Lands' End (LE) CEO mixes RSU awards, tax withholding and $45 tender sale
Rhea-AI Filing Summary
LANDS' END, INC. Chief Executive Officer Andrew J. McLean reported a mix of equity transactions on April 1, 2026. He exercised 22,281 Restricted Stock Units, receiving the same number of common shares, and was granted an additional 27,500 RSUs and 27,500 common shares as awards.
On the same date, McLean sold 16,918 common shares at $45.00 per share into a tender offer by LEWHP, LLC, as described in the offer documents. The company also withheld a total of 23,398 shares at a value of $11.56 per share to cover tax obligations related to RSU vesting.

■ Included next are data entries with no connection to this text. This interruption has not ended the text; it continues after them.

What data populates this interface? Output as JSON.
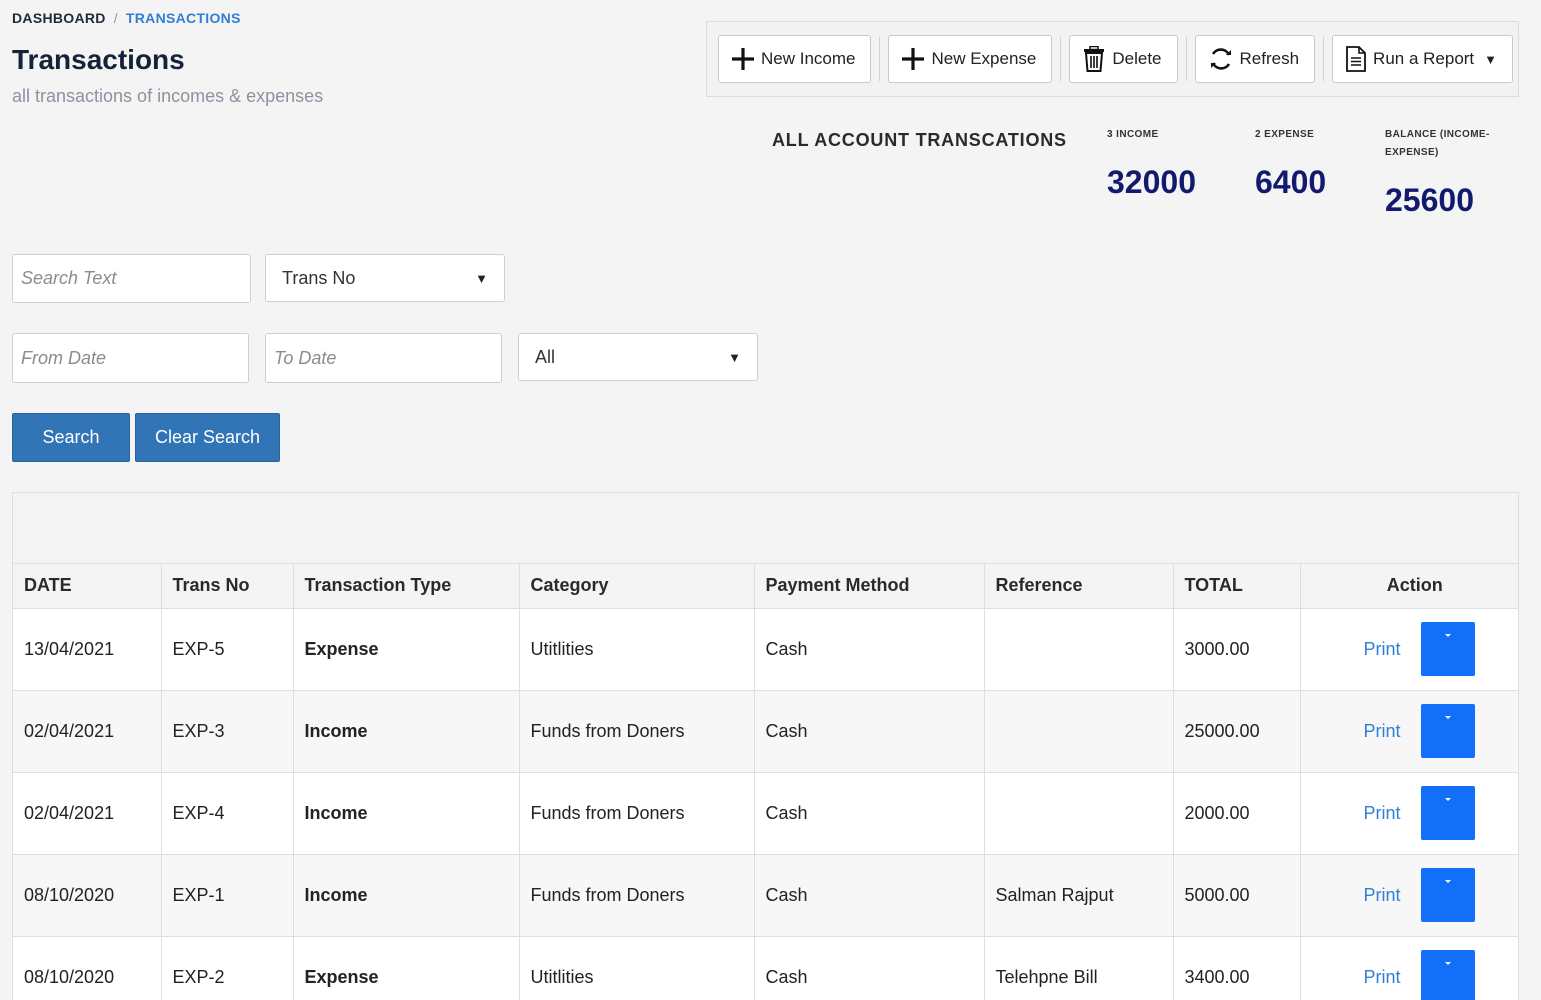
{
  "breadcrumb": {
    "home": "DASHBOARD",
    "separator": "/",
    "current": "TRANSACTIONS"
  },
  "header": {
    "title": "Transactions",
    "subtitle": "all transactions of incomes & expenses"
  },
  "toolbar": {
    "new_income": "New Income",
    "new_expense": "New Expense",
    "delete": "Delete",
    "refresh": "Refresh",
    "run_report": "Run a Report",
    "run_report_caret": "▼"
  },
  "summary": {
    "title": "ALL ACCOUNT TRANSCATIONS",
    "income_label": "3 INCOME",
    "income_value": "32000",
    "expense_label": "2 EXPENSE",
    "expense_value": "6400",
    "balance_label": "BALANCE (INCOME-EXPENSE)",
    "balance_value": "25600"
  },
  "filters": {
    "search_placeholder": "Search Text",
    "search_by": "Trans No",
    "from_date_placeholder": "From Date",
    "to_date_placeholder": "To Date",
    "type_filter": "All",
    "caret": "▼",
    "search_button": "Search",
    "clear_button": "Clear Search"
  },
  "table": {
    "columns": [
      "DATE",
      "Trans No",
      "Transaction Type",
      "Category",
      "Payment Method",
      "Reference",
      "TOTAL",
      "Action"
    ],
    "print_label": "Print",
    "rows": [
      {
        "date": "13/04/2021",
        "trans_no": "EXP-5",
        "type": "Expense",
        "category": "Utitlities",
        "method": "Cash",
        "reference": "",
        "total": "3000.00"
      },
      {
        "date": "02/04/2021",
        "trans_no": "EXP-3",
        "type": "Income",
        "category": "Funds from Doners",
        "method": "Cash",
        "reference": "",
        "total": "25000.00"
      },
      {
        "date": "02/04/2021",
        "trans_no": "EXP-4",
        "type": "Income",
        "category": "Funds from Doners",
        "method": "Cash",
        "reference": "",
        "total": "2000.00"
      },
      {
        "date": "08/10/2020",
        "trans_no": "EXP-1",
        "type": "Income",
        "category": "Funds from Doners",
        "method": "Cash",
        "reference": "Salman Rajput",
        "total": "5000.00"
      },
      {
        "date": "08/10/2020",
        "trans_no": "EXP-2",
        "type": "Expense",
        "category": "Utitlities",
        "method": "Cash",
        "reference": "Telehpne Bill",
        "total": "3400.00"
      }
    ]
  },
  "colors": {
    "accent": "#2f7fd6",
    "primary_button": "#3175b6",
    "action_button": "#1170f7",
    "stat_value": "#121a6e"
  }
}
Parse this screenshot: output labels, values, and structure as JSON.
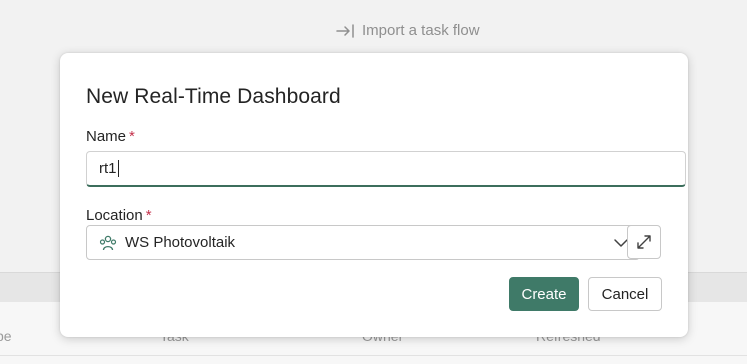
{
  "background": {
    "import_link": "Import a task flow",
    "columns": [
      {
        "label": "pe"
      },
      {
        "label": "Task"
      },
      {
        "label": "Owner"
      },
      {
        "label": "Refreshed"
      }
    ]
  },
  "dialog": {
    "title": "New Real-Time Dashboard",
    "name_label": "Name",
    "required_mark": "*",
    "name_value": "rt1",
    "location_label": "Location",
    "location_value": "WS Photovoltaik",
    "create_label": "Create",
    "cancel_label": "Cancel"
  },
  "colors": {
    "primary": "#3f7a68",
    "required": "#c4314b",
    "input_focus": "#3c6e5c"
  }
}
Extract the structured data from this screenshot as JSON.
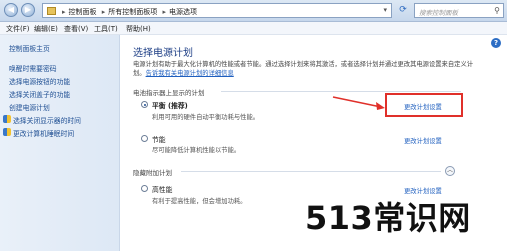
{
  "address": {
    "crumbs": [
      "控制面板",
      "所有控制面板项",
      "电源选项"
    ],
    "search_placeholder": "搜索控制面板"
  },
  "menu": {
    "file": "文件(F)",
    "edit": "编辑(E)",
    "view": "查看(V)",
    "tools": "工具(T)",
    "help": "帮助(H)"
  },
  "leftpane": {
    "home": "控制面板主页",
    "links": [
      "唤醒时需要密码",
      "选择电源按钮的功能",
      "选择关闭盖子的功能",
      "创建电源计划",
      "选择关闭显示器的时间",
      "更改计算机睡眠时间"
    ]
  },
  "main": {
    "title": "选择电源计划",
    "description": "电源计划有助于最大化计算机的性能或者节能。通过选择计划来将其激活，或者选择计划并通过更改其电源设置来自定义计划。",
    "description_link": "告诉我有关电源计划的详细信息",
    "section_shown": "电池指示器上显示的计划",
    "section_hidden": "隐藏附加计划",
    "plans": [
      {
        "name": "平衡 (推荐)",
        "desc": "利用可用的硬件自动平衡功耗与性能。",
        "selected": true
      },
      {
        "name": "节能",
        "desc": "尽可能降低计算机性能以节能。",
        "selected": false
      },
      {
        "name": "高性能",
        "desc": "有利于提高性能，但会增加功耗。",
        "selected": false
      }
    ],
    "change_link": "更改计划设置"
  },
  "watermark": "513常识网",
  "colors": {
    "highlight": "#e0302a",
    "link": "#1f5fbf"
  }
}
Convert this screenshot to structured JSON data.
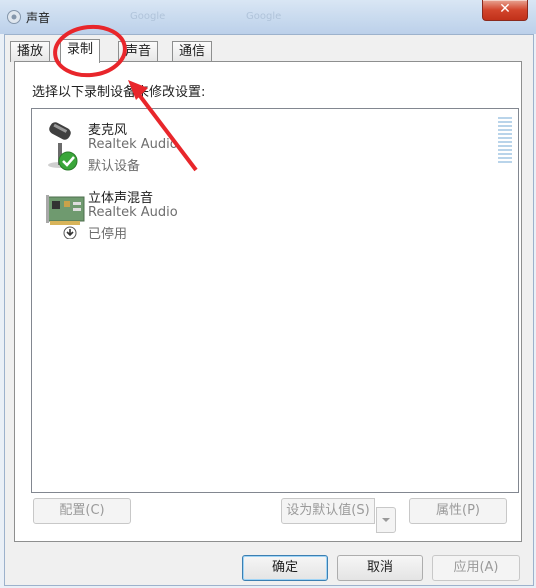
{
  "window": {
    "title": "声音",
    "close_glyph": "✕",
    "background_ghost_text": [
      "Google",
      "Google"
    ]
  },
  "tabs": [
    {
      "label": "播放",
      "active": false
    },
    {
      "label": "录制",
      "active": true
    },
    {
      "label": "声音",
      "active": false
    },
    {
      "label": "通信",
      "active": false
    }
  ],
  "instruction": "选择以下录制设备来修改设置:",
  "devices": [
    {
      "name": "麦克风",
      "driver": "Realtek Audio",
      "status": "默认设备",
      "icon": "microphone-icon",
      "badge": "green-check-icon"
    },
    {
      "name": "立体声混音",
      "driver": "Realtek Audio",
      "status": "已停用",
      "icon": "sound-card-icon",
      "badge": "disabled-arrow-icon"
    }
  ],
  "buttons": {
    "configure": "配置(C)",
    "set_default": "设为默认值(S)",
    "properties": "属性(P)",
    "ok": "确定",
    "cancel": "取消",
    "apply": "应用(A)"
  },
  "colors": {
    "annotation": "#e8262b",
    "check_badge": "#3aa63a",
    "level_meter": "#b9d4ea"
  }
}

Following these transactions, McLean directly holds 232,102 common shares and 351,890 RSUs, which are scheduled to vest over multiple future dates, including June 14, 2026; April 1, 2027; December 31, 2027; March 24, 2027 and 2028; and March 23, 2027, 2028 and 2029, subject to continued service and other vesting conditions.
Positive
- None.
Negative
- None.
Insider Trade Summary
| Type | Security | Shares | Price | Value |
|---|---|---|---|---|
| Exercise | Restricted Stock Units | 22,281 | $0.00 | -- |
| Grant/Award | Restricted Stock Units | 27,500 | $0.00 | -- |
| Sale | Common Stock | 16,918 | $45.00 | $761K |
| Exercise | Common Stock | 22,281 | $0.00 | -- |
| Tax Withholding | Common Stock | 10,473 | $11.56 | $121K |
| Grant/Award | Common Stock | 27,500 | $0.00 | -- |
| Tax Withholding | Common Stock | 12,925 | $11.56 | $149K |
Footnotes (1)
- Each Restricted Stock Unit ("RSU") represents a contingent right to receive one share of common stock upon satisfaction of the vesting conditions. Shares withheld by the issuer to satisfy reporting person's tax withholding obligation incurred in connection with the vesting of RSUs. Shares sold pursuant to the tender offer by LEWHP, LLC, a wholly owned indirect subsidiary of WH Topco, L.P., to purchase up to 2,222,222 of the outstanding shares of common stock of the Registrant, in exchange for $45.00 per share in cash, upon the terms and subject to the conditions set forth in the Offer to Purchase, dated February 26, 2026 (as amended), and the related Letter of Transmittal. Shares issued upon the April 1, 2026 closing (the "Closing") of the Membership Interest Purchase Agreement by and among the Registrant, Lands' End Direct Merchants, Inc., WH Borrower, LLC, WH Topco, L.P., and LEWHP LLC, dated January 26, 2026, pursuant to the performance-based RSUs awarded on April 4, 2025, as modified March 5, 2026 (the "Retention Award"). Pursuant to the terms of the Retention Award, fifty percent (50%) of the Retention Award vested upon the Closing, twenty-five percent (25%) will vest upon the one-year anniversary of the Closing and twenty-five percent (25%) will vest on December 31, 2027, subject in each case to the satisfaction of vesting conditions, including maintaining a continuous business relationship through the applicable vesting date. This RSU award was granted on April 1, 2024, with vesting in three installments on April 1, 2025 (25%), April 1, 2026 (25%) and April 1, 2027 (50%). Pursuant to the terms of the Retention Award 13,750 shares will vest on April 1, 2027 and 13,750 shares will vest on December 31, 2027, subject in each case to the satisfaction of vesting conditions, including maintaining a continuous business relationship through the applicable vesting date. Of the total number of RSUs, 73,770 shares will vest on June 14, 2026; 44,562 shares will vest on April 1, 2027; 26,985 shares will vest on March 24, 2027 and 53,970 shares will vest on March 24, 2028; 31,275 shares will vest on March 23, 2027, 31,276 shares will vest on March 23, 2028 and 62,552 shares will vest on March 23, 2029; and 13,750 shares will vest on April 1, 2027 and 13,750 shares will vest on December 31, 2027, subject in each case to the satisfaction of vesting conditions, including maintaining a continuous business relationship through the applicable vesting date.